Mumbai, Nov 5: Noted lawyer and BJP leader Mahesh Jethmalani has sent a two-line resignation letter to party president Nitin Gadkari saying it would be "morally and incorrectly wrong" for him to serve in the BJP as long as Mr Gadkari is in office.
Mr Jethmalani is the son of leading lawyer and BJP Rajya Sabha MP, Ram Jethmalani, who had recently suggested that Mr Gadkari should step down. The Jethmalanis’ is the first open rebellion in a party that reportedly has many people questioning the sagacity of letting Mr Gadkari continue as the party’s head after being engulfed in corruption charges with savage effect since last month, when NDTV reported on what appear to be a matrix of ghost investors who prop up a company he co-founded in 2000. He retired as its chairman last year, and now holds about 200 shares in the firm.

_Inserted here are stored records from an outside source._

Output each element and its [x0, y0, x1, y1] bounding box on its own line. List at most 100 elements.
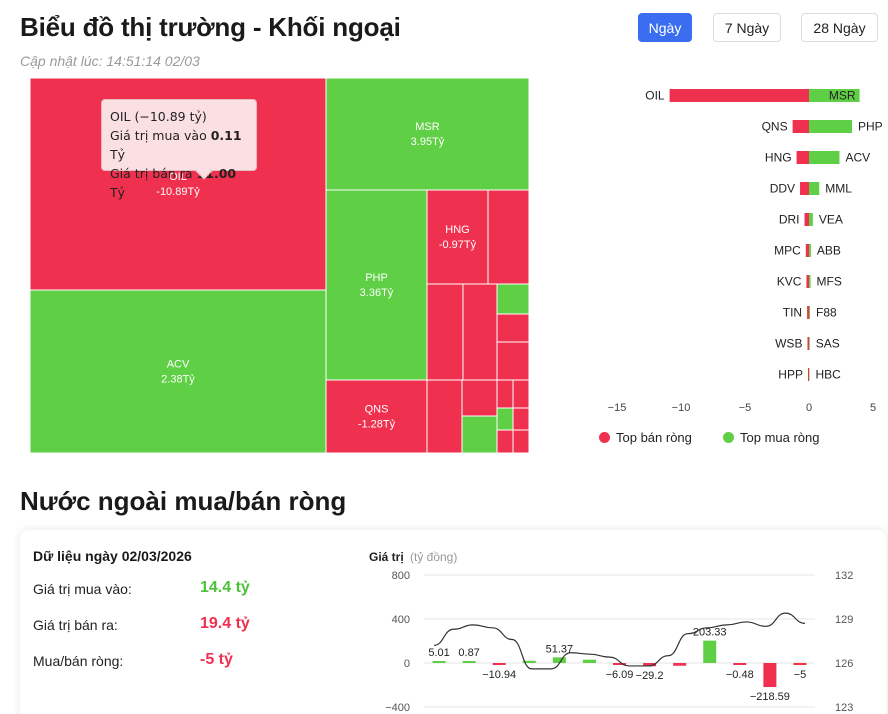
sell-label: Giá trị bán ra: [33, 617, 118, 633]
buy-label: Giá trị mua vào: [33, 581, 132, 597]
treemap-value-oil: -10.89Tỷ [156, 186, 200, 198]
bar-sell-kvc[interactable] [806, 275, 809, 288]
treemap-label-msr: MSR [415, 121, 440, 133]
bar-sell-oil[interactable] [669, 89, 809, 102]
net-bar-label: −29.2 [636, 670, 664, 682]
bar-buy-vea[interactable] [809, 213, 813, 226]
tooltip-title: OIL (−10.89 tỷ) [110, 109, 207, 124]
net-bar-label: −5 [794, 669, 807, 681]
treemap-value-qns: -1.28Tỷ [358, 419, 396, 431]
tab-28-days[interactable]: 28 Ngày [801, 13, 878, 42]
net-bar-label: −6.09 [606, 669, 634, 681]
bar-buy-mml[interactable] [809, 182, 820, 195]
chart-yunit: (tỷ đồng) [410, 550, 457, 564]
net-bar[interactable] [613, 663, 626, 665]
bar-label-buy: ACV [845, 151, 870, 165]
net-bar[interactable] [703, 640, 717, 663]
bar-buy-msr[interactable] [809, 89, 860, 102]
bar-sell-mpc[interactable] [805, 244, 809, 257]
bar-sell-hpp[interactable] [807, 368, 809, 381]
bar-x-tick: 0 [806, 402, 812, 414]
treemap-tile-acv[interactable] [29, 289, 327, 454]
foreign-treemap[interactable]: OIL -10.89Tỷ MSR 3.95Tỷ ACV 2.38Tỷ PHP 3.36Tỷ HN… [29, 77, 530, 454]
bar-sell-qns[interactable] [792, 120, 809, 133]
net-bar-label: 203.33 [693, 627, 727, 639]
bar-label-sell: DRI [779, 213, 800, 227]
bar-label-sell: HPP [778, 368, 803, 382]
section-title-net: Nước ngoài mua/bán ròng [20, 486, 347, 516]
tab-7-days[interactable]: 7 Ngày [713, 13, 781, 42]
bar-label-buy: MSR [829, 89, 856, 103]
treemap-tile-small[interactable] [426, 379, 463, 454]
treemap-tooltip: OIL (−10.89 tỷ) Giá trị mua vào 0.11 Tỷ … [101, 99, 257, 200]
net-bar[interactable] [432, 661, 446, 663]
treemap-tile-small[interactable] [496, 379, 514, 409]
bar-label-sell: MPC [774, 244, 801, 258]
chart-ylabel: Giá trị [369, 550, 404, 564]
bar-buy-sas[interactable] [809, 337, 810, 350]
bar-sell-dri[interactable] [804, 213, 809, 226]
bar-label-sell: DDV [770, 182, 795, 196]
treemap-value-hng: -0.97Tỷ [439, 239, 477, 251]
bar-buy-php[interactable] [809, 120, 853, 133]
treemap-tile-small[interactable] [487, 189, 530, 285]
bar-buy-acv[interactable] [809, 151, 840, 164]
net-bar-label: 51.37 [546, 643, 574, 655]
net-bar[interactable] [552, 657, 566, 663]
legend-buy[interactable]: Top mua ròng [723, 430, 820, 445]
treemap-value-acv: 2.38Tỷ [161, 374, 195, 386]
updated-timestamp: Cập nhật lúc: 14:51:14 02/03 [20, 53, 200, 69]
top-net-bar-chart: OIL MSR QNS PHP HNG ACV DDV MML DRI VEA MPC ABB KVC M… [540, 78, 888, 418]
bar-label-sell: KVC [777, 275, 802, 289]
chart-y2-tick: 126 [835, 658, 853, 670]
treemap-tile-hng[interactable] [426, 189, 489, 285]
net-bar-label: −218.59 [750, 691, 790, 703]
treemap-tile-msr[interactable] [325, 77, 530, 191]
net-value: -5 tỷ [200, 651, 233, 668]
bar-buy-mfs[interactable] [809, 275, 811, 288]
treemap-tile-small[interactable] [496, 341, 530, 381]
net-bar[interactable] [643, 663, 657, 667]
treemap-tile-small[interactable] [496, 429, 514, 454]
treemap-tile-small[interactable] [461, 379, 498, 417]
bar-sell-hng[interactable] [796, 151, 809, 164]
net-bar[interactable] [763, 663, 777, 688]
treemap-tile-small[interactable] [461, 415, 498, 454]
bar-label-buy: HBC [816, 368, 842, 382]
treemap-tile-php[interactable] [325, 189, 428, 381]
bar-label-buy: VEA [819, 213, 843, 227]
bar-sell-ddv[interactable] [800, 182, 809, 195]
treemap-tile-small[interactable] [512, 429, 530, 454]
bar-label-sell: TIN [783, 306, 802, 320]
net-bar[interactable] [522, 660, 536, 663]
net-bar[interactable] [673, 663, 687, 666]
net-bar[interactable] [462, 661, 476, 663]
tab-day[interactable]: Ngày [638, 13, 692, 42]
legend-sell[interactable]: Top bán ròng [599, 430, 692, 445]
bar-label-sell: WSB [775, 337, 802, 351]
treemap-tile-small[interactable] [462, 283, 498, 381]
bar-buy-abb[interactable] [809, 244, 811, 257]
treemap-label-oil: OIL [169, 171, 187, 183]
bar-buy-f88[interactable] [809, 306, 811, 319]
treemap-tile-small[interactable] [512, 407, 530, 431]
net-bar-label: −0.48 [726, 669, 754, 681]
bar-sell-tin[interactable] [807, 306, 809, 319]
treemap-tile-qns[interactable] [325, 379, 428, 454]
net-bar[interactable] [733, 663, 747, 665]
bar-label-buy: PHP [858, 120, 883, 134]
net-bar[interactable] [492, 663, 506, 665]
bar-label-buy: MML [825, 182, 852, 196]
bar-buy-hbc[interactable] [809, 368, 810, 381]
treemap-tile-small[interactable] [426, 283, 464, 381]
bar-x-tick: −5 [739, 402, 752, 414]
treemap-tile-small[interactable] [512, 379, 530, 409]
bar-sell-wsb[interactable] [807, 337, 809, 350]
treemap-tile-small[interactable] [496, 313, 530, 343]
net-bar[interactable] [793, 663, 807, 665]
chart-y2-tick: 123 [835, 702, 853, 714]
treemap-tile-small[interactable] [496, 407, 514, 431]
net-bar[interactable] [582, 659, 596, 663]
treemap-tile-small[interactable] [496, 283, 530, 315]
buy-value: 14.4 tỷ [200, 579, 250, 596]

The letter Mr Jethmalani has written to Mr Gadkari reads, "Dear Nitinji, I deem it morally and intellectually inappropriate to continue to serve on the party’s National Executive Committee as long as you are the President of the BJP. I hereby tender my resignation from the same."
The Oxford-educated lawyer said today that he does not "speak for the BJP or the RSS. This is a personal opinion that I do not want to serve in the national executive in Mr Gadkari’s term," he said, adding that he did not find the BJP president’s defense against graft charges "satisfactory".
His father, who is counted among the most outspoken members of the BJP, had said, "He (Gadkari) should not aspire for a second term because it weakens the party. We are fighting against corruption; we have to have a man of absolute impeccable integrity. In the interest of the party and in his own interest, he should get out of this fray now and make way for someone who inspires greater confidence." The RSS had dismissed the 89-year-old senior Mr Jethmalani’s views as unimportant.
BJP spokesperson Rajiv Pratap Rudy rebuked Mr Jethmalani today for his letter reaching the media "even before it reached the BJP." But he did not offer comment on Mr Jethmalani’s action, merely pointing out that Mr Gadkari had already explained the charges against him to the party. The senior leader said Mr Jethmalani’s view was that of an individual in a party "with the largest membership base in the world" and the party would look into it.
The BJP has said on record that Mr Gadkari will continue as its president till his term expires in December - it has also repeatedly praised Mr Gadkari for offering to assist all investigation into the corruption charges. But within the party and its ideological mentor, the RSS, there is a growing inquietude over the allegations against its top man. The RSS has asked for an impartial probe, signalling that its support for Mr Gadkari is far from unconditional. In 2009, it picked Mr Gadkari as the BJP president against the wishes of senior party leaders like LK Advani. In September, again under pressure from the RSS, the BJP amended its constitution to prep the ground for an unprecedented second consecutive term for Mr Gadkari. That appears unfathomable now.
BJP sources say Mr Gadkari has also survived so far because of internal politics. The Jethmalanis are believed to belong to a section of the party that wants to see Gujarat Chief Minister Narendra Modi brought into the party’s national scene immediately. But some senior party leaders want to stave off that eventuality as best as they can - backing Mr Gadkari and allowing him to ride the storm for now suits their immediate purpose. After his many electoral successes in Gujarat - and one expected next month - Mr Modi is looked upon by many in the BJP as the man who will lead the party into the 2014 general elections. That has caused disquiet both among Mr Modi’s detractors within the party and in the National Democratic Alliance or NDA that the BJP leads, with allies like the JD(U) vociferously against Mr Modi being billed as a future Prime Minister.
The Congress-led UPA government, with uncharacteristic alacrity, has announced that the charges against Mr Gadkari and the firms that bought into Purthi Power and Sugar Limited are being investigated by income tax officials and the Corporate Affairs Ministry. Sources say that early inquiries confirm that the investor firms have bogus directors and addresses.
But the charges being configured against Mr Gadkari and the lengthy inquiry that is likely to follow are impaling the BJP’s campaign ahead of important elections as a healthy option to the Congress, which it has accused of insuperable graft.
At a rally in Delhi yesterday, Congress President Sonia Gandhi without naming Mr Gadkari took direct aim at him. "Those who dig trenches to bury others often find a well waiting for them," she said, making it clear that the BJP president has lost the moral authority to question her party’s credentials on clean governance.